Like Amy, I’ve always been torn between following my ambition towards city life, and staying with my heart in the countryside.

Then there’s The God of Small Things by Arundhati Roy. I’d just moved house, and read on a makeshift bed amongst a pile of cardboard boxes. It just so happened that I read this book only days before travelling to India for my first international work trip – I was going to research a piece about a rural rewilding project. Reading The God of Small Things was like travelling to India, but when I see the cover now I’m reminded of my own journey through farmlands at dusk in the back of a flatbed truck, being told, “That’s the rock where the leopard usually sits.” I wonder how differently I’d experience the book if I read it again now.

In stark contrast to the serene lily pads on the cover of The God of Small Things, is the bold lettering of Geek Love by Katherine Dunn. I’d been to see a bibliotherapist, who helped me explore my relationship with books and left me with a prescription. I forget why she prescribed Geek Love, but potentially because I love weird stories. You can’t get much weirder than a novel about a couple breeding their own freak show. In my infinite wisdom, I thought this would make a great choice for my work book club.

As I sat down to read the first chapter (crucially, we had to choose a book that we hadn’t yet read), the story started with people biting the heads off chickens. This is not good, when you work for a vegetarian company. As we read on, another gruesome scene resulted in one of my colleagues unlocking a suppressed memory about stumbling upon a severed body part. Mild PTSD wasn’t exactly the result I was going for in my book club choice, but it made for a fiery discussion with our tea and carrot cake. I still recommend Geek Love to people, just with a strong warning.

A little further along the bookshelf, is the teal and orange cover of An American Marriage by Tayari Jones, which was one of the books tucked inside my suitcase as I travelled to Spain, five months pregnant. This story of the American Dream and a wrongful (and racist) conviction, is told with the most accomplished character voices. As I wallowed in the swimming pool, trying to cool down, and thinking about when it was acceptable to have more paella, I was hooked on Jones’s writing. Holding the paperback in my hands now, I remember two things: the absolute feat of storytelling, and the strange feeling of knowing that everything in life was about to completely change, as my pregnant belly swelled.

As I wallowed in the swimming pool, trying to cool down, and thinking about when it was acceptable to have more paella, I was hooked on Jones’s writing.

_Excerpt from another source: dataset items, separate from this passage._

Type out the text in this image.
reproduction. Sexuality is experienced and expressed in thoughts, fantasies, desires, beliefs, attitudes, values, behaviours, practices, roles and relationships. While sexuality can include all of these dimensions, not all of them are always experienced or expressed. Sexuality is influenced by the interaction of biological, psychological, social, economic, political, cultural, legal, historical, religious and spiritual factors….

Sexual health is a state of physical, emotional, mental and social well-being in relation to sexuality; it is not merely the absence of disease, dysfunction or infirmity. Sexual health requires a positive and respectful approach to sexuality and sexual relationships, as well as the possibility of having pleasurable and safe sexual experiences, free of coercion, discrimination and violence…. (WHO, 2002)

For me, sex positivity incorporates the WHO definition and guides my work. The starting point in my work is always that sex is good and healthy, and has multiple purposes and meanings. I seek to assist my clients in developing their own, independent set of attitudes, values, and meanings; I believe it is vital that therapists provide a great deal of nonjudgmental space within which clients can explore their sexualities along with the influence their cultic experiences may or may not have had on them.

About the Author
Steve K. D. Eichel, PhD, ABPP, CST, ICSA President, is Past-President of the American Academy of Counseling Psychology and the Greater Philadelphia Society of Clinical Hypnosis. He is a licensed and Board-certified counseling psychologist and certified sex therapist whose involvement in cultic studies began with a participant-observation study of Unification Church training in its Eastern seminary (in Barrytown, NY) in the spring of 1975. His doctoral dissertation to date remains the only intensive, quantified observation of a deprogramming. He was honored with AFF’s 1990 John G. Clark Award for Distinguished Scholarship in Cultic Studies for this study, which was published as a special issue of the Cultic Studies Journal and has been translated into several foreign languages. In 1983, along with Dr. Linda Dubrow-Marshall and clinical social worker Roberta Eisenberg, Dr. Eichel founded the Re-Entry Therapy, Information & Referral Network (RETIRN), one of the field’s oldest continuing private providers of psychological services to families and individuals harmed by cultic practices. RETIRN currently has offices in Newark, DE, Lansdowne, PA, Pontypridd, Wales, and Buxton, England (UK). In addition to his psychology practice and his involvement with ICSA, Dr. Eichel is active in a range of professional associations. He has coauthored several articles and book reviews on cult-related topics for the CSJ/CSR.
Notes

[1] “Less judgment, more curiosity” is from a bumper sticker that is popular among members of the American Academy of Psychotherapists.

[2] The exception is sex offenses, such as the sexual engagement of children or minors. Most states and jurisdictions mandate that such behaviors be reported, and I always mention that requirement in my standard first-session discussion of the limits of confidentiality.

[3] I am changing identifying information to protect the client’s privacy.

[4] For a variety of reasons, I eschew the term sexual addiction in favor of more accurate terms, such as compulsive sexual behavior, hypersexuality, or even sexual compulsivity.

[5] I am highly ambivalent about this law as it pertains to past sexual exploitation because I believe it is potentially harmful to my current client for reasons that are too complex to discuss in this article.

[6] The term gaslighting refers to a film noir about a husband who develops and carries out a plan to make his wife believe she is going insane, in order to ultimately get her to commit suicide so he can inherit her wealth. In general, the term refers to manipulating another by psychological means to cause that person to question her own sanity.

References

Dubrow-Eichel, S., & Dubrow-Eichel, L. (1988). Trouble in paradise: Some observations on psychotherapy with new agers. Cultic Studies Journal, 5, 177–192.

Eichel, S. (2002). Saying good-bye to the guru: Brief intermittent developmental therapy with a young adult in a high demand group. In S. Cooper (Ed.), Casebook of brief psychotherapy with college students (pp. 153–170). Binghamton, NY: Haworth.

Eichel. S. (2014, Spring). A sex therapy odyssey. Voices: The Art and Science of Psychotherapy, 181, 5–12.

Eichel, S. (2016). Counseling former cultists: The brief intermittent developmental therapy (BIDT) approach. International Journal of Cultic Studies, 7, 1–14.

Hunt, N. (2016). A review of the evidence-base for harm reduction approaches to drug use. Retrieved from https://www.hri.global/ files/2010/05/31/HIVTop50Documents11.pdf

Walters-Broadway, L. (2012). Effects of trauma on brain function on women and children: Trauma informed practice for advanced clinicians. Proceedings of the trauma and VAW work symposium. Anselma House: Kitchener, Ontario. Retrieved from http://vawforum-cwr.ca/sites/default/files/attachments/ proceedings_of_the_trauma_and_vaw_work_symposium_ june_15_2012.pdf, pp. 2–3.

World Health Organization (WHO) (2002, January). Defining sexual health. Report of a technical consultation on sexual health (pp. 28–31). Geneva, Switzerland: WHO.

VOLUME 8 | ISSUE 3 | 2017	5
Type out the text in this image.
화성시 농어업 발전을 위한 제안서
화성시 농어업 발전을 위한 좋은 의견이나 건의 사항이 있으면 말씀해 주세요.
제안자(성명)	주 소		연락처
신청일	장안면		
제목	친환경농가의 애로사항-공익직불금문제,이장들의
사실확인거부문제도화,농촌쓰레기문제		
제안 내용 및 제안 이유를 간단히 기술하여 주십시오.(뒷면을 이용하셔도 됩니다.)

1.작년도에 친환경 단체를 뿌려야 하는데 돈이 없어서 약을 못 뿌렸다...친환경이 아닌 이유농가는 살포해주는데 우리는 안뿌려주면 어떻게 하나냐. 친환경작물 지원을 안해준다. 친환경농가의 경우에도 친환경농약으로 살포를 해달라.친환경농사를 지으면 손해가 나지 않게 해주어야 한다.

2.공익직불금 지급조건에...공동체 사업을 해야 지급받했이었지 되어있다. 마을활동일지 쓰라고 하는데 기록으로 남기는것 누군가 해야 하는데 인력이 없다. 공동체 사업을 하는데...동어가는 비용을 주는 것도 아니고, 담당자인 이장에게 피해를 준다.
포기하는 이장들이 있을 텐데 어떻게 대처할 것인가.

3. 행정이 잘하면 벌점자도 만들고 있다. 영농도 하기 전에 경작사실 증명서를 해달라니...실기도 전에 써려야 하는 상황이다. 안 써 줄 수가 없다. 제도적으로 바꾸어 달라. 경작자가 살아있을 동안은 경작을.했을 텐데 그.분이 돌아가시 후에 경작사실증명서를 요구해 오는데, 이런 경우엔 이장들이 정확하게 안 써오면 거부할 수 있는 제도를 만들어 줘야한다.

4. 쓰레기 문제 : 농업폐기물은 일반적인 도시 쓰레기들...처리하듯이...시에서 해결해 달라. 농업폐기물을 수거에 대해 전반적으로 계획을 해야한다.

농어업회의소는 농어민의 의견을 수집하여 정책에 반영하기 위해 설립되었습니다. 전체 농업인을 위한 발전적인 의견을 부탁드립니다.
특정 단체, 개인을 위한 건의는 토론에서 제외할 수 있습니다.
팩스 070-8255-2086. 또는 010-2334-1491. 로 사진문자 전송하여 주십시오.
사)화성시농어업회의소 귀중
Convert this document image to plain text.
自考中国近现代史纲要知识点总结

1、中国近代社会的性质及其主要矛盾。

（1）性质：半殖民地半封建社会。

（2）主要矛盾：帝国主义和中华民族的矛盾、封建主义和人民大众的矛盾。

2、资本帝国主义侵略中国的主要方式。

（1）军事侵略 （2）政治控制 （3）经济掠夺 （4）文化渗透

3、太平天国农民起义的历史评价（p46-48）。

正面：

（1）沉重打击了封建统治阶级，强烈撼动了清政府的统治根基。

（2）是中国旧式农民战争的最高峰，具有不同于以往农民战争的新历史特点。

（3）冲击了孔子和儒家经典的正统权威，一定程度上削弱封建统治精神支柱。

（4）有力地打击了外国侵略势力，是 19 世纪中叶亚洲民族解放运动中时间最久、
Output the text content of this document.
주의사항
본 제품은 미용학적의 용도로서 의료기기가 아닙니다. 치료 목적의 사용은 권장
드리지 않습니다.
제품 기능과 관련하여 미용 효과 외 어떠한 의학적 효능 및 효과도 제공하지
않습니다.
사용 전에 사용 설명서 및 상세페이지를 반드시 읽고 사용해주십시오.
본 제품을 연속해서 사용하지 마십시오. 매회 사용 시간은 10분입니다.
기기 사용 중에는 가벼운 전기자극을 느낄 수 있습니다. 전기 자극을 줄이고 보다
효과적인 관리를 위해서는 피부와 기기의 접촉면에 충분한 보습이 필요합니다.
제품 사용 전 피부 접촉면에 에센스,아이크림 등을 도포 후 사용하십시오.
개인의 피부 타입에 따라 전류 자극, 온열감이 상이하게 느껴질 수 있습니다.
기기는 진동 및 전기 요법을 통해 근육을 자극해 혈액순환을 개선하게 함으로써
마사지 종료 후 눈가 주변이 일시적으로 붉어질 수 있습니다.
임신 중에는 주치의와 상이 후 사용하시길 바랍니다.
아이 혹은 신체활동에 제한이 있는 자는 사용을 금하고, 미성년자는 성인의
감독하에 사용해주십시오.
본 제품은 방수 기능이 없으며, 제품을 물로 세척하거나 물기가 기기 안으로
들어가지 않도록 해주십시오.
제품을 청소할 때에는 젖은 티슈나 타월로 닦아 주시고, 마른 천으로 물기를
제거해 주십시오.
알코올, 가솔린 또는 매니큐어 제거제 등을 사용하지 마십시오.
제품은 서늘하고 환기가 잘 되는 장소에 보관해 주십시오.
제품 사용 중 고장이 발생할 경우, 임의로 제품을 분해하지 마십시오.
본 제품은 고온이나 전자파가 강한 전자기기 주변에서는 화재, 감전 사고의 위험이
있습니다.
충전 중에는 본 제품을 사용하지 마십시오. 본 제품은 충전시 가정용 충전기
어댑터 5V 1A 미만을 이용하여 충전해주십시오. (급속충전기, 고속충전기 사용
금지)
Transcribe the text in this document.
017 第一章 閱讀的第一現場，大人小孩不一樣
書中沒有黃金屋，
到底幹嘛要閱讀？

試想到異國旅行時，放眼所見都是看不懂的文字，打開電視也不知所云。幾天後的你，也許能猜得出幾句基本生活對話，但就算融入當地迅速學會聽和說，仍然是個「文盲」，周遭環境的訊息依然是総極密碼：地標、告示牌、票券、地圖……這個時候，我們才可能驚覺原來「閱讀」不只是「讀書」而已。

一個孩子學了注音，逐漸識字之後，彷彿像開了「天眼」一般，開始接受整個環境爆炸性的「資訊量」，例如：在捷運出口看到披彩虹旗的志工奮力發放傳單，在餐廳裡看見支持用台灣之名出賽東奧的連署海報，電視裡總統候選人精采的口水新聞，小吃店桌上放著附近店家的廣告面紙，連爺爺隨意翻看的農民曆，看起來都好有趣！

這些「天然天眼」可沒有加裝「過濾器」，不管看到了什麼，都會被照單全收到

There are book memories connected to stories, others that come from time and place, and then there are those that leave you with an altered state of mind. Chasing the Scream by Johann Hari is the latter. I knew barely anything about the war on drugs, and I don’t think I’d ever been particularly interested, until I read this book. It completely changed my mind on subjects like decriminalisation – that’s how strong the storytelling is. Not only did Chasing the Scream give me a totally new worldview, but it also made me realise what kind of writer I wanted to be. I wanted to write words that matter, that I care about, and that have the potential to create change. That’s a powerful thing to be reminded of, just by seeing a book on a shelf.

Right now, we’re being encouraged to do something new, be productive, and make the most of our time. Bake, exercise, learn an instrument. But for some of us, what we need is a moment of calm. On a day where we’d love nothing more than to get lost in a bookshop, perhaps this period of social isolation is a chance to take some time out, revisit our past adventures, and flip through our bookshelf memories.